John and Joan’s 'ouse were in a right state ‘an no mistake, the smoke had damaged all John’s decorating which he’d just had done and the water ruined the bedroom carpet. It also brought down the kitchen ceiling and buggered up their nice kitchen units as well as completely wrecking their electrical system.

We did offer to put them up for the night but they both refused muttering something about they’d feel safer sleeping in a mine field. Very harsh attitude I thought.

The window cleaner was out of intensive care after a couple of weeks but, although he’s well on the mend and will be discharged soon, he says he has given up window cleaning for good leaving me with dirty windows the rotten sod, after me calling the ambulance for him as well.
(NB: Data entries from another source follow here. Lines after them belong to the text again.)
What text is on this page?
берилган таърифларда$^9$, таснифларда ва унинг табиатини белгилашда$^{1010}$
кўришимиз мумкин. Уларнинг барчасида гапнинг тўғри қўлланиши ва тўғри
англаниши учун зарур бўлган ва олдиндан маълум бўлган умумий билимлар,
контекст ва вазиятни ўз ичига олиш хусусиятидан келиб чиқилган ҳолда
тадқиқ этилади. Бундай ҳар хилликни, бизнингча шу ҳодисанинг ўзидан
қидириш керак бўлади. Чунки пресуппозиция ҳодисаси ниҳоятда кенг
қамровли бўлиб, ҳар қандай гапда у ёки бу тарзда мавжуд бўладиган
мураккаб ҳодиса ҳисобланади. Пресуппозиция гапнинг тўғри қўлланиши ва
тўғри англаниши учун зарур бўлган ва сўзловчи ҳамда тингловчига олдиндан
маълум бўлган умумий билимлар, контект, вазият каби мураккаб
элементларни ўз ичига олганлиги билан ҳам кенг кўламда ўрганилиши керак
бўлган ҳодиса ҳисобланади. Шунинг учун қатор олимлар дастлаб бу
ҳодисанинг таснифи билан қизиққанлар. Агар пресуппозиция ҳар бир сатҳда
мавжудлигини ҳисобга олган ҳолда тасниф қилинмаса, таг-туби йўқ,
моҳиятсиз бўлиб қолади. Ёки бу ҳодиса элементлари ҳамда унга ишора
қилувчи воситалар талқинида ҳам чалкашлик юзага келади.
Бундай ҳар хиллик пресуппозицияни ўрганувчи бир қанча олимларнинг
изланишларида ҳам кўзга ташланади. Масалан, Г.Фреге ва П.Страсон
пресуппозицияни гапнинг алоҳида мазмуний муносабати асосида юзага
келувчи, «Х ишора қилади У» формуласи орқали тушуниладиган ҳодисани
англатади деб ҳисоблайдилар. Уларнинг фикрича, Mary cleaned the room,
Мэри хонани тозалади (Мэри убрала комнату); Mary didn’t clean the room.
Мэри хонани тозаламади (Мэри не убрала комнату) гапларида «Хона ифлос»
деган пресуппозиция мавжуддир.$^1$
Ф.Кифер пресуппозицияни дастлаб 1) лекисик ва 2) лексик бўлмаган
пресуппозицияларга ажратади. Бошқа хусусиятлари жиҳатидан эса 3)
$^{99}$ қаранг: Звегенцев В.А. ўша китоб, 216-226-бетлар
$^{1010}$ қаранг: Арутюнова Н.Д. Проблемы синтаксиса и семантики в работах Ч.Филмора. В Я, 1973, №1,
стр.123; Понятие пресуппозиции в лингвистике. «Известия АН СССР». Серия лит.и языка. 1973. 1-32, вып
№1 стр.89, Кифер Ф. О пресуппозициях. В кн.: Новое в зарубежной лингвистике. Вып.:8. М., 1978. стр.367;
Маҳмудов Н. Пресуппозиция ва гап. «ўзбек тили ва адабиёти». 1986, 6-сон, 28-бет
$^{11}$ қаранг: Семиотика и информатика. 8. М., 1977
No gratitude some folk.

Post Script:

All this happened a month ago and now John and Joan won’t speak to us and have put their house on the market.

The local papers exaggerated the whole affair as usual saying that damage amounting to half a million had been done and not all compensation claims have been finalized yet.

As a result no one will call and clean me windows or cut me lawn so I was wondering would you mind coming round this weekend to give us a hand?